No court or government can decide, determine or dictate how anyone should or should not call his or her god.
COMMENT
It was a foregone conclusion that the Federal Court would not grant leave to the Catholic Church and the Herald, its weekly newspaper in four languages including Bahasa, to appeal against a Court of Appeal (COA) ruling on the paper’s use of “Allah” for God.
If leave had been granted, it would have been for political reasons, keeping Sabah and Sarawak in mind. The church would have been given a hearing, but not heard at the end of the day. The church’s request for points of law rulings on nearly 30 issues would have been relegated to the dusty shelves.
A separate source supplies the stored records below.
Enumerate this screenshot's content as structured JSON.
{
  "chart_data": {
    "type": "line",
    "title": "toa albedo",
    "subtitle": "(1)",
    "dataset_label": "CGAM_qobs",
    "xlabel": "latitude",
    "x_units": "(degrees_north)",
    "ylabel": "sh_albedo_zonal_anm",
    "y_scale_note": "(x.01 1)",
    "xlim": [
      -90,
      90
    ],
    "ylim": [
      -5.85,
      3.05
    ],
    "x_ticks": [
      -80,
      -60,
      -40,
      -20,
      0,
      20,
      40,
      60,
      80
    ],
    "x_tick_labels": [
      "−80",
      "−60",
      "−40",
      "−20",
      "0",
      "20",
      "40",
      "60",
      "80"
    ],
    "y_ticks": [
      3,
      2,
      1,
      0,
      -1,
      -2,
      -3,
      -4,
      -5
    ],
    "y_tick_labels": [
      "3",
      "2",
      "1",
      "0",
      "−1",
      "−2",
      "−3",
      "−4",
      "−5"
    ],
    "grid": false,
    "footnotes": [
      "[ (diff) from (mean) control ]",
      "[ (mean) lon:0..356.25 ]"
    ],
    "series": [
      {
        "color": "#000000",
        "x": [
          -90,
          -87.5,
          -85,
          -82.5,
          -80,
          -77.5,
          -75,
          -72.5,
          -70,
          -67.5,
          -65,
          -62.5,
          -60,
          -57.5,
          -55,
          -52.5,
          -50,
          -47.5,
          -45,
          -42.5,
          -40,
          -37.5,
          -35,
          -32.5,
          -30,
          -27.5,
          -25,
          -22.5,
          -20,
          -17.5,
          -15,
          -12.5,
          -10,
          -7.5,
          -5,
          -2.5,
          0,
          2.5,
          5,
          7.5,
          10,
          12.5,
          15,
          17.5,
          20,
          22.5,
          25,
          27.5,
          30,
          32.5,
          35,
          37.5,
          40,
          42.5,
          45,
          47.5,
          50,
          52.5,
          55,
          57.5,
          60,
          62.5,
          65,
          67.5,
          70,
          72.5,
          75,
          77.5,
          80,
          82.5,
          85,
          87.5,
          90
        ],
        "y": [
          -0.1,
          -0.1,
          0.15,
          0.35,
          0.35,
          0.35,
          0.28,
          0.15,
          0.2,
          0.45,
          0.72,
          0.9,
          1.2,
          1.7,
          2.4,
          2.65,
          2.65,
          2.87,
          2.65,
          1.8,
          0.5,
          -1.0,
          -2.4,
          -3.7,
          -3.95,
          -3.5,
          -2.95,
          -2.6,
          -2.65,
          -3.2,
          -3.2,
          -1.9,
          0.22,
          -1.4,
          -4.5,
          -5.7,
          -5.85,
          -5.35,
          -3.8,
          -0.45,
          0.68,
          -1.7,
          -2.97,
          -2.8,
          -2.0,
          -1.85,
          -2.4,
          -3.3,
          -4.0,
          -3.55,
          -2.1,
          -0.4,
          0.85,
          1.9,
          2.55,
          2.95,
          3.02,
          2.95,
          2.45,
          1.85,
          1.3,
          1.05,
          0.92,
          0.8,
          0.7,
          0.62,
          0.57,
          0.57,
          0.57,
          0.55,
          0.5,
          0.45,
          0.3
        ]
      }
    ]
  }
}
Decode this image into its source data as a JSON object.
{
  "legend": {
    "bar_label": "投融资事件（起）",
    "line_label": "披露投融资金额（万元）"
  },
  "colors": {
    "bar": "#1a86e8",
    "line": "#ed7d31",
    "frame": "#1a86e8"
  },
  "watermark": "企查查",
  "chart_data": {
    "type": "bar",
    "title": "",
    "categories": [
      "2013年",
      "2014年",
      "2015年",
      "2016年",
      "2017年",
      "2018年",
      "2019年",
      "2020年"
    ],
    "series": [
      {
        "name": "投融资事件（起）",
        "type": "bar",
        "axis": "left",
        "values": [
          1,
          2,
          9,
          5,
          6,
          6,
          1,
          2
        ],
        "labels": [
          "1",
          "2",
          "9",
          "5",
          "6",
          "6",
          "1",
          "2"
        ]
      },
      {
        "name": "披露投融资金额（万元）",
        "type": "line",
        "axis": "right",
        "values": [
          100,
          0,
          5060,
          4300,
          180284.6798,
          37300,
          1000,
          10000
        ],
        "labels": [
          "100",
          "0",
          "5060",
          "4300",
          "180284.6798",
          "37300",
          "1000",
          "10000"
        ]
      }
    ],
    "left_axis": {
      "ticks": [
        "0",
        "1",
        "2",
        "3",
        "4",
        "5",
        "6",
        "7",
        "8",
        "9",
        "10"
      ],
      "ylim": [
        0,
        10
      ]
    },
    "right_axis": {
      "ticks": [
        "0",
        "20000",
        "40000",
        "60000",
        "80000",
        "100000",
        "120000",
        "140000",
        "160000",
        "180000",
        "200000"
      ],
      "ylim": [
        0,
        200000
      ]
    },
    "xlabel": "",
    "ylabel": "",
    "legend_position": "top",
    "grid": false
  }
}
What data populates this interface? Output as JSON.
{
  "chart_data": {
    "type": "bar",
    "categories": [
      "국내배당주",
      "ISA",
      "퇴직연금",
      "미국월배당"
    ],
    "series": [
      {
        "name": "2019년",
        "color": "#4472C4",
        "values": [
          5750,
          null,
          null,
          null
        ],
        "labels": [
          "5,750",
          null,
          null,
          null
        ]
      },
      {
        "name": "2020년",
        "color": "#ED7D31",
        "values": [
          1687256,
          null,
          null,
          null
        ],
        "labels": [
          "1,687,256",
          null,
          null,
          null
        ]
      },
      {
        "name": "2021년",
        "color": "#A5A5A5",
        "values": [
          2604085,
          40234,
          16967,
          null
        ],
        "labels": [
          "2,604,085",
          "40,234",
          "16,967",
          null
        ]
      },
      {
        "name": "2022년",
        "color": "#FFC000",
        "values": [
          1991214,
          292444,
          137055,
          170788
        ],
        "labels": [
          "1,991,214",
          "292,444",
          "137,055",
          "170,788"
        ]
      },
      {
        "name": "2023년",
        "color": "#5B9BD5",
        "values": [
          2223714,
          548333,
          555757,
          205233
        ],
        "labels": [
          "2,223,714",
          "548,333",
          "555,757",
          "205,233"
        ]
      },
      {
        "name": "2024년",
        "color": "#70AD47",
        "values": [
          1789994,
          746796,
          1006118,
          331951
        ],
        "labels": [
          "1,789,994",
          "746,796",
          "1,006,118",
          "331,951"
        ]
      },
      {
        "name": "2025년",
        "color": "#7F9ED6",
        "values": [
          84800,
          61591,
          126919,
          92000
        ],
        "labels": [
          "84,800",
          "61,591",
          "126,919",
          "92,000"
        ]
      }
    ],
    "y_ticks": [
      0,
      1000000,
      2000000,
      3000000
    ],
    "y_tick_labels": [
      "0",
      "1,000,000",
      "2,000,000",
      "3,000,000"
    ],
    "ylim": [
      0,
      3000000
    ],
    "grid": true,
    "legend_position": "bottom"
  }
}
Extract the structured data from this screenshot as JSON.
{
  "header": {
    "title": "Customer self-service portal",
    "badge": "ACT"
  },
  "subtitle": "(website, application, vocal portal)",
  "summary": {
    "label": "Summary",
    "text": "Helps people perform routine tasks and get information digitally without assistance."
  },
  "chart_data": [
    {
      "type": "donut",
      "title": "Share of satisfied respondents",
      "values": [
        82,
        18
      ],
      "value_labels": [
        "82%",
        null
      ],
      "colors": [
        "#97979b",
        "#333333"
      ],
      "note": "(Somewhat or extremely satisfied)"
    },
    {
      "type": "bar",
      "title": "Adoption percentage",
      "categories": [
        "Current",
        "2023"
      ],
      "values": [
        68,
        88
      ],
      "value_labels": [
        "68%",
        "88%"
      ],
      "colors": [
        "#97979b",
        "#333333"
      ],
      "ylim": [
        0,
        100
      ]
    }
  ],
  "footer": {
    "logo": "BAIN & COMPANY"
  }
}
Judicial review, being a trite law, would focus on procedures.
The Federal Court, by a majority of four Muslim judges against three including one Muslim, said last Monday that it saw no reason to interfere with the decision of the COA.
The church may seek a revision of that decision. In that case, it must emphasise that it wants to bring up the issue of procedural fairness and nothing else. In fact, nothing else matters in judicial review cases. It was because the church had not emphasised procedural fairness that leave was not granted.
The COA had held that the Home Minister had followed procedures—whether proper or otherwise was not considered—in directing the Herald not to use “Allah” in Malay print to refer to God.
In the COA’s opinion, to refer to God as Allah is not integral to the Christian faith. In short, Allah is exclusive to Muslims.
By itself, the COA’s opinion is “syirik”, to use the Malay spelling for the Quranic term that refers to the highest degree of blasphemy. There is no greater sin in Islam than to declare or imply that there is more than one God. Unlike Islamic scholars in Pakistan, Turkey, the Middle East and the United States, no Muslim in Malaysia has publicly raised the issue of syirik in the COA ruling.
The COA drew on the Ananda Marg case in Calcutta, where the Supreme Court of India ruled that dancing on the streets was not integral to the practice of the cult. The Indian court did not forbid Ananda Marg cultists from dancing on the streets. But the COA did not go there; it only saw “not integral to the practice of the cult”.
A mystery
How the COA arrived at the conclusion that Allah was not integral to the practice of the Christian faith in Malaysia, at least in Borneo, remains a mystery.
However, the Federal Government has said that Monday’s decision is confined only to the Herald and does not affect Christians in any other way. Presumably, Sikhs and Bahais are not affected too. They too, like the Christians in Borneo, use “Allah” as their term for God. Of course Allah is not God’s only name. “His are the most beautiful names,” says the Quran, and scholars of the holy book tells us that it mentions 99 of these names.
Even if the Herald’s fate has an all-encompassing effect on Christians as lawyers are claiming, there is little to worry about.
No court or government can decide, determine and dictate how anyone should or should not call his or her God.
Law itself exists beyond what is in the statute books and interpreted by the courts. It is natural, universal and based on common sense. If it is not enforced, cannot be enforced and/or is widely flouted, it’s as if it was never there in the first place.
It’s unfortunate that the Home Minister did not see the wisdom of withdrawing the policy directive to the Herald on the use of “Allah” in Malay print.
The Church, in its wisdom, must cease publication of the Herald and bring out a new Catholic weekly. Here, it would be free to use the term “Allah” in Malay print.